Now with a 5-year, $35 million contract, Outlaw becomes a viable starting option for the New Jersey Nets, where talent is becoming more prevalent. He will have an opportunity to put up some big numbers that could catapult him to the top of the Comeback Player of the Year discussion.
5. Greg Oden
Seemingly a consistent Comeback Player of the Year candidate in years past, Greg Oden is coming off a knee injury that ended his 2009-2010 season after 21 games.
With Marcus Camby now in the mix in the frontcourt, Oden knows that he needs to step up as a consistent contributor in order to maintain his minutes.
There is no reason to think he won't.

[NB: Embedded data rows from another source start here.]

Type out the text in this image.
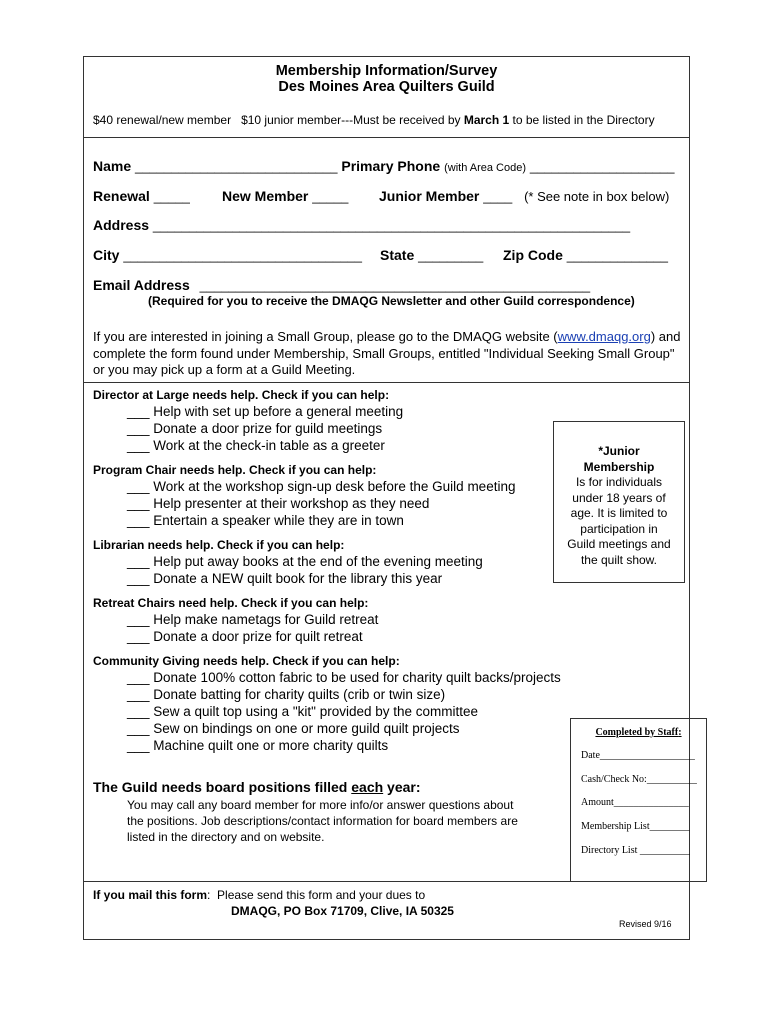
Membership Information/Survey
Des Moines Area Quilters Guild
$40 renewal/new member   $10 junior member---Must be received by March 1 to be listed in the Directory
Name ____________________________ Primary Phone (with Area Code) ____________________
Renewal _____ New Member _____ Junior Member ____ (* See note in box below)
Address __________________________________________________________________
City _________________________________ State _________ Zip Code ______________
Email Address ______________________________________________________
(Required for you to receive the DMAQG Newsletter and other Guild correspondence)
If you are interested in joining a Small Group, please go to the DMAQG website (www.dmaqg.org) and
complete the form found under Membership, Small Groups, entitled "Individual Seeking Small Group"
or you may pick up a form at a Guild Meeting.
Director at Large needs help. Check if you can help:
___ Help with set up before a general meeting
___ Donate a door prize for guild meetings
___ Work at the check-in table as a greeter
Program Chair needs help. Check if you can help:
___ Work at the workshop sign-up desk before the Guild meeting
___ Help presenter at their workshop as they need
___ Entertain a speaker while they are in town
Librarian needs help. Check if you can help:
___ Help put away books at the end of the evening meeting
___ Donate a NEW quilt book for the library this year
Retreat Chairs need help. Check if you can help:
___ Help make nametags for Guild retreat
___ Donate a door prize for quilt retreat
Community Giving needs help. Check if you can help:
___ Donate 100% cotton fabric to be used for charity quilt backs/projects
___ Donate batting for charity quilts (crib or twin size)
___ Sew a quilt top using a "kit" provided by the committee
___ Sew on bindings on one or more guild quilt projects
___ Machine quilt one or more charity quilts
*Junior
Membership
Is for individuals
under 18 years of
age. It is limited to
participation in
Guild meetings and
the quilt show.
The Guild needs board positions filled each year:
You may call any board member for more info/or answer questions about
the positions. Job descriptions/contact information for board members are
listed in the directory and on website.
Completed by Staff:
Date___________________
Cash/Check No:__________
Amount_______________
Membership List________
Directory List __________
If you mail this form:  Please send this form and your dues to
DMAQG, PO Box 71709, Clive, IA 50325
Revised 9/16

Oden increased his numbers to 11 points, nine rebounds, and over two blocks per game early in the 2009 season.
Entering his fourth season, Portland is expecting him to accumulate even better numbers in the 2011 campaign.
4. Anthony Randolph
After sitting out the final 49 games of last season with ankle and back problems, Anthony Randolph was traded to the New York Knicks in the offseason.
Randolph showed his athleticism and potential last season, averaging 11.6 points, 6.5 rebounds, and almost two blocks per game in Don Nelson's run-and-gun offense. He enters a similar system with new coach, Mike D'Antoni, but doesn't have to endure Nelson's erratic substitutions and a crowded front-court.
He will be the go-to-guy at power forward, and the attention of defenses will be paid to All-star Amare' Stoudemire, allowing for Anthony Randolph to have a breakout season.
3. Gilbert Arenas
After being suspended for all but 32 games of the 2010 season following his locker room gun incident, Arenas says he is back in the best shape of his life.
He definitely has all of the critics to prove wrong, and now the Washington Wizards have added first overall pick, John Wall, to unload some of the pressure off Arenas. With this new addition, Gilbert will be able to play both on and off the ball, making him an even more dangerous “weapon.”
Still having the ability to put up 40 points on any given night, Arenas is a viable threat to average between 20 and 25 points per game this season.
2. Yao Ming
Yao missed all of last season with a foot injury and has been told he will be limited to 24 minutes per game this year. Still, Yao is poised to average around 15 points, ten rebounds, and a couple blocks per game even under these restrictions.
His size, post moves, and efficient shooting from the field and free throw line make Yao an undeniable threat if healthy. Numbers around the 55% shooting and 86% from the charity stripe that Yao put up in the 2008-2009 season, still make him one of the best centers in the league.
Even if he can only regain most of the form that he had previously in his career, Yao will be a likely candidate for the award.
1. Blake Griffin
A strong candidate for both Rookie and Comeback Player of the Year, Blake Griffin is now back to 100 percent and will enter camp with no restrictions after a left knee injury sidelined him for his entire rookie season.
With no competition at power forward, playing time will be plentiful and the Los Angeles Clippers will rely on the former number one pick to contribute immediately.
Many experts predict Griffin to average almost 20 points, ten rebounds, and 50% shooting from the field, numbers well-deserving of these awards. Some may think these numbers are flighty, but with Baron Davis feeding him the ball, the Clippers expect Griffin to become the focal point of the offense immediately.